Быть может, этим-то эпикурейством и дилетантством всего больше Ницше кружит головы литературной молодежи не только в Германии и Скандинавии, но даже во Франции. Вместе с Вагнеровским «Lohengrin'ом», Шопенгауэрским пессимизмом и баварским пивом там имеют успех доктрины этой философской системы кулачного права аристократизма. Нам попался даже роман, обоснованный на учении Ницше. Название романа «L'Edite», автор его – Поль Радио. Тут сперва идет речь о формировании породы избранных, долженствующей обновить больной век режимом аристократического насилия. Разъяснения сего даются не только в духе Ницше, но зачастую его словами.

Содержание «L'Edite» таково. Дельфина Фалеланд – дочь французского государственного человека. Она отказывается от замужества, составляет план морального и социального обновления европейского человечества и в это предприятие посвящает одного французского офицера, Марселя де-Баррон, который хотел жениться на ней, но она предпочла браку незаконную связь, потому что это более достойно для новой свободной и сильной породы, которую она желает развести. Эта порода должна быть международной аристократией, стоящей превыше всяких человеческих законов и имеющей только одну заботу – достигнуть своего индивидуального совершенства. Общая масса людей ради этой цели безжалостно порабощается или истребляется.

Оба апостола избранной породы в выводах своего учения не останавливаются ни перед какими крайностями. Избранные люди, конечно, не вступают в брак, они предпочитают вольные связи, которые можно разорвать во всякое время, ибо имеют в виду главным образом разведение новых превосходных людей. Слабые дети от них осуждаются на смерть. У прочих нет ни семьи, ни отечества, ни законов.
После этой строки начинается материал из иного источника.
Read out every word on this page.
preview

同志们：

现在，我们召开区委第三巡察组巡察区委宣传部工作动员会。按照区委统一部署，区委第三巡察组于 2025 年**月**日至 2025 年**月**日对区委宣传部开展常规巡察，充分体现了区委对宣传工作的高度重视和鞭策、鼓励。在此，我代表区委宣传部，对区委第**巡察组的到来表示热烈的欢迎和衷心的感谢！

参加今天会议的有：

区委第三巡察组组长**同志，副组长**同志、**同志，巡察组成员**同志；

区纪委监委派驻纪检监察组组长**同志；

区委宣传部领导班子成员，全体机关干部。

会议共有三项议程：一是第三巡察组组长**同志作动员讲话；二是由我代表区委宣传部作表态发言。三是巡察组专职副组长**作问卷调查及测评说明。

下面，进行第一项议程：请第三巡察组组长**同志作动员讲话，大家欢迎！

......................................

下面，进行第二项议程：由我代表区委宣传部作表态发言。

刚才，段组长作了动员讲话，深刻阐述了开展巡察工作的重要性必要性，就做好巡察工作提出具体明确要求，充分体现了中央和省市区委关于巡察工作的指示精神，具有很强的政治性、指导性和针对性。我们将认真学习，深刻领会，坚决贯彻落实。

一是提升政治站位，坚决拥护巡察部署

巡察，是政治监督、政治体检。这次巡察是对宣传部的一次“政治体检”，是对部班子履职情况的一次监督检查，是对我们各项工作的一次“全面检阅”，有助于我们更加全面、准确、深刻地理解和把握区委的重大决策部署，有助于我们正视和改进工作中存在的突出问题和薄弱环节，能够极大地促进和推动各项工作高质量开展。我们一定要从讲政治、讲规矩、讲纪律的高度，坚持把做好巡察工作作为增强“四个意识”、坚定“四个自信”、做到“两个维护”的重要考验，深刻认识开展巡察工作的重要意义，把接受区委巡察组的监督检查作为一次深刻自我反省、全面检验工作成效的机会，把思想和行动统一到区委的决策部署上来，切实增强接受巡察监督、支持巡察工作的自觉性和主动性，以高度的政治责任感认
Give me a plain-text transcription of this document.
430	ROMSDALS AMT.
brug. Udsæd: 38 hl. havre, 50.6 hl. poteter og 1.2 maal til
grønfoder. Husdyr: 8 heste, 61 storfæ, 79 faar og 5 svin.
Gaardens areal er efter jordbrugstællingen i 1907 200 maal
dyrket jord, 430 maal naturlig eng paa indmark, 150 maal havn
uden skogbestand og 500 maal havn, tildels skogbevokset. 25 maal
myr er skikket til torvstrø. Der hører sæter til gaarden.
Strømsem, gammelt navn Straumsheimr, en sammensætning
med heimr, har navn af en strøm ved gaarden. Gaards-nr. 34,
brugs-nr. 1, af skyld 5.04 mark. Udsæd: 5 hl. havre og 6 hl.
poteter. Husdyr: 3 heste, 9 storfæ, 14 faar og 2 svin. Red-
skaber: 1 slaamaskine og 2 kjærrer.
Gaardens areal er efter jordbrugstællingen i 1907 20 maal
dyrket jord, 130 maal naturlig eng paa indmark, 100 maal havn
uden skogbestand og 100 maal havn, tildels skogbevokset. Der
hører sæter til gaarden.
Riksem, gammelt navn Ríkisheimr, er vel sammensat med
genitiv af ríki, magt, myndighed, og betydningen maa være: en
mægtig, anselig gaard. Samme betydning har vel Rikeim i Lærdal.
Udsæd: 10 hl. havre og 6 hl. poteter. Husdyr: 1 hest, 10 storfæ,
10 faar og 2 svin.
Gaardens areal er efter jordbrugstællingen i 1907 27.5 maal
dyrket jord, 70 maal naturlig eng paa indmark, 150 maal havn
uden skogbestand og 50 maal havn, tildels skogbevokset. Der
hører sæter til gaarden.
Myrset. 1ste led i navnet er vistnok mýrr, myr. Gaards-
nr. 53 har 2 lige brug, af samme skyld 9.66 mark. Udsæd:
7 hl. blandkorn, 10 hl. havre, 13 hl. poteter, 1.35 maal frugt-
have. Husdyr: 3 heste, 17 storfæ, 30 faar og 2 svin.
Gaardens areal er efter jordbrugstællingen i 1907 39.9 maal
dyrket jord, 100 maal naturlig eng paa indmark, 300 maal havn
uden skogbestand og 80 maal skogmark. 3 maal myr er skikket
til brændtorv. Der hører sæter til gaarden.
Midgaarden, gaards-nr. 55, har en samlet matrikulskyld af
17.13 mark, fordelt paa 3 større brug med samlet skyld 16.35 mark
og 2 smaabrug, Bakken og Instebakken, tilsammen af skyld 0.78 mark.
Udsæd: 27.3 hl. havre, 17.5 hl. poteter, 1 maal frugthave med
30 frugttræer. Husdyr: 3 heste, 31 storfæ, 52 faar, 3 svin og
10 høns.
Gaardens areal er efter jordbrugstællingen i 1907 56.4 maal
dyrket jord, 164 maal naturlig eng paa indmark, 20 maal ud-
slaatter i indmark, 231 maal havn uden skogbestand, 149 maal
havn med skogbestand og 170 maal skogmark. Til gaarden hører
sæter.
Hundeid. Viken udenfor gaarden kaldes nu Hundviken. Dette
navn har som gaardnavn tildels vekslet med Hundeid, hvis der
За всякое оскорбление они сейчас же отмщают, всякое препятствие устраняют мгновенно. Для них есть только один безусловный порок. Это – сострадание. Массой они интересуются лишь потому, что методически ведут ее к озверению и порабощению.

Дельфина и Марсель домогаются снова присоединить в Франции Мец и Страсбург. Так как во Франции нельзя добыть ни единого су для этой цели, то они отправляются в Лондон и там уговаривают одного лорда предоставить его неисчислимые миллионы в их распоряжение на задуманное дело. Из Англии они едут в Германию, где склоняют на свою сторону одного «старого гегелианца», бывшего гувернером императора Вильгельма. Мало того, они посещают и Россию. У нас обретается какой-то поэт, который в видах подготовки избранных людей для их высокой цели учреждает монастырь.